Friday, August 17, 2018

Orphée (Jean Cocteau, 1950)

Jean Marais in Orphée
Orphée: Jean Marais
Heurtebise: François Périer
The Princess: María Casares
Eurydice: Marie Déa
The Editor: Henri Crémieux
Aglaonice: Juliette Gréco
The Poet: Roger Blin
Jacques Cégeste: Édouard Dermithe

Director: Jean Cocteau
Screenplay: Jean Cocteau
Cinematography: Nicolas Hayer
Production design: Jean d'Eaubonne
Film editing: Jacqueline Sadoul
Music: Georges Auric

Though it's not as sumptuous as his Beauty and the Beast (1946), Jean Cocteau's Orphée seems to me in some ways the more beautiful film. It embraces ugliness as a foil for beauty in ways that the earlier film doesn't. (As many have noted, the Beast of Cocteau's film is too beautiful a creature to inspire the disgust he presumably was doomed to evoke.) In Orphée the ugliness is that of the modern world, still in the time of the making of the film filled with the rubble of war, such as the bombed-out Saint-Cyr military academy that serves as the film's underworld.
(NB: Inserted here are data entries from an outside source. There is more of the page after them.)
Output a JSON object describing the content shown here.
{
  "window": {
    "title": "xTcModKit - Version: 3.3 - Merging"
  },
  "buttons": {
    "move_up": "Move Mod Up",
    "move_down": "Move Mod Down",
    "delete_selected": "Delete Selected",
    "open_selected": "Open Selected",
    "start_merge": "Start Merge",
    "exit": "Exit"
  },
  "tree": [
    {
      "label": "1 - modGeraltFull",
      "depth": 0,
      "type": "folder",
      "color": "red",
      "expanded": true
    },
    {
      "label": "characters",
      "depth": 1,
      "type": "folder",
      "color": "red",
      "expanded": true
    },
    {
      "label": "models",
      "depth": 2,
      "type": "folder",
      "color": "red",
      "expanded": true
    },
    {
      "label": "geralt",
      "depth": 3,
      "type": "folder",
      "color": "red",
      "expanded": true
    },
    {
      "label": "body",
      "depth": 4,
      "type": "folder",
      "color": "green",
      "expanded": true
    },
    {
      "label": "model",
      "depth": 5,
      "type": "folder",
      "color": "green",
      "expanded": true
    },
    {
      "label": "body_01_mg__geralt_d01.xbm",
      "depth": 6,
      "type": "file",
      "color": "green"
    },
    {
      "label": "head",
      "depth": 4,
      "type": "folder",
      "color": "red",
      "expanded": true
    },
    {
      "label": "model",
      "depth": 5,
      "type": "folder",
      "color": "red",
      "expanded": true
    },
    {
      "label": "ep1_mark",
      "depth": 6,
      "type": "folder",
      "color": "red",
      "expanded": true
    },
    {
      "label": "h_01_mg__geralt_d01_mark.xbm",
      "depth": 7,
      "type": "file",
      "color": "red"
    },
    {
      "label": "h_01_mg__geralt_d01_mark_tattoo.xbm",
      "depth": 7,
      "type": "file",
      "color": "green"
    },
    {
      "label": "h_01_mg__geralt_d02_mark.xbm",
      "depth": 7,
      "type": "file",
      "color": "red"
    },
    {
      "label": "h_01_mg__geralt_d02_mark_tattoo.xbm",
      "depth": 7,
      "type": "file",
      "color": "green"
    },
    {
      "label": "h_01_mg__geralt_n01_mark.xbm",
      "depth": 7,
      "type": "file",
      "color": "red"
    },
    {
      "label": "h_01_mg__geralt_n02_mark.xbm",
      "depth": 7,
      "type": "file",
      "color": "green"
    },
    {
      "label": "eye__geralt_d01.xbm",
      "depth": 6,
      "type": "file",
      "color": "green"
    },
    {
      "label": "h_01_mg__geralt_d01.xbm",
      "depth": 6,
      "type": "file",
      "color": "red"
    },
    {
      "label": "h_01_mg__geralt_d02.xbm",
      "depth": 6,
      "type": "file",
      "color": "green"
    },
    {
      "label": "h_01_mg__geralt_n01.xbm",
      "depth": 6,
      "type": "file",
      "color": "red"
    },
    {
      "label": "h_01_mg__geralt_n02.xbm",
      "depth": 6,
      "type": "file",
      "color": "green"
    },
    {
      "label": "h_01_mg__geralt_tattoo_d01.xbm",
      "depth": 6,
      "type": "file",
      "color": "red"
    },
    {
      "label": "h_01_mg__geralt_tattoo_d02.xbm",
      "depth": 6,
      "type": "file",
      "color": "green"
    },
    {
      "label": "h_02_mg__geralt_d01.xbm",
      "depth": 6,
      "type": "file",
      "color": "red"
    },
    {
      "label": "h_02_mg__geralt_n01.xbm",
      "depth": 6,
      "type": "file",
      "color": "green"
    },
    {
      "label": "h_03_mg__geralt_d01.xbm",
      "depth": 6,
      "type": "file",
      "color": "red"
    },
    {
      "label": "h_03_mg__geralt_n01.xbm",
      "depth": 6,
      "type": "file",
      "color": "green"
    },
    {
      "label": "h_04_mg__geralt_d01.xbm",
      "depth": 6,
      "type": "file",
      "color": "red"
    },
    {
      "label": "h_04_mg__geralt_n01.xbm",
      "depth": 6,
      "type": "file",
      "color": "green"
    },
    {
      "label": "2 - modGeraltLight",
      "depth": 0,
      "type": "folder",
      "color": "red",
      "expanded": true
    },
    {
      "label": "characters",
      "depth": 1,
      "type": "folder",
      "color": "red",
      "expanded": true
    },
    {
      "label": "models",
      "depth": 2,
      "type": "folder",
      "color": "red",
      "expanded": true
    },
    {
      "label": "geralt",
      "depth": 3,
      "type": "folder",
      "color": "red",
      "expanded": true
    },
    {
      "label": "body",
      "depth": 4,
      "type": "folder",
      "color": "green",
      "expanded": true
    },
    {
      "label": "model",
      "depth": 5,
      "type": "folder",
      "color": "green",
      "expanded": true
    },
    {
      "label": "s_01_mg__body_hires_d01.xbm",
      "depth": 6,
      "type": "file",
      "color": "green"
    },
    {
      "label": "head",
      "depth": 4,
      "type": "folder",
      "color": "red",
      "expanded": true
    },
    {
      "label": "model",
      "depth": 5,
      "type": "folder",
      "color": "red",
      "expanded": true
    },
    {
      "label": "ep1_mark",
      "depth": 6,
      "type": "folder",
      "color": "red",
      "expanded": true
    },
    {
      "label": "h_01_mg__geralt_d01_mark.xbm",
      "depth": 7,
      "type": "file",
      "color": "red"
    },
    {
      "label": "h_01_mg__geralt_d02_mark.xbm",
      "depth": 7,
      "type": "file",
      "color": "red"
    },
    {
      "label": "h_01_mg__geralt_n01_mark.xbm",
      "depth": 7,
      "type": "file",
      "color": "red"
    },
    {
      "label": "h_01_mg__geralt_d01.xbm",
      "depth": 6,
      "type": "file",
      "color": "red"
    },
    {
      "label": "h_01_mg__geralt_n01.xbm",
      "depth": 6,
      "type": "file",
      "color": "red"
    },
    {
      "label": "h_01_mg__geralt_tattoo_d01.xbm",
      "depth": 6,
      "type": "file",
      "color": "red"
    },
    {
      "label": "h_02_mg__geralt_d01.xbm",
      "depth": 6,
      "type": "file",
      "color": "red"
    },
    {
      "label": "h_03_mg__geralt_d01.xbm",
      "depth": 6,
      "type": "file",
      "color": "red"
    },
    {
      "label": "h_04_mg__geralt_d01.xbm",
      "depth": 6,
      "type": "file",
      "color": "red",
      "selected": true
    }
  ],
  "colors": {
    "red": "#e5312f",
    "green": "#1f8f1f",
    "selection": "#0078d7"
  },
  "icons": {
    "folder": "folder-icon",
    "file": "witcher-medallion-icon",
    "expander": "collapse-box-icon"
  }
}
So the entire film is a kind of balancing act between antagonistic forces, not just ugliness and beauty or ancient myth and modern reality, but also and especially Eros and Thanatos. It is, of course, dreamlike, not in the cliché surrealist manner of most movie dreams, but in the oddities of its settings: an upstairs bedroom, for example, accessible only by a trapdoor or a ladder outside the window. I'm particularly drawn to the low-tech special effects, created by obvious means: film run backward, rear-screen projection, sets built on an incline. Even if we know how the tricks are done we marvel at the magic they add. Cocteau has de-sentimentalized the Orpheus myth. The marriage of his Orpheus and Eurydice is hardly an ideal one: He's a self-centered crank, and she's a wimp. But by doing so he has made the film's "happy ending" more poignant, as the couple return to life in improved versions and the Princess and Heurtebise (a marvelously imagined character) wander deeper into the underworld. It's an ambiguous fairytale at best.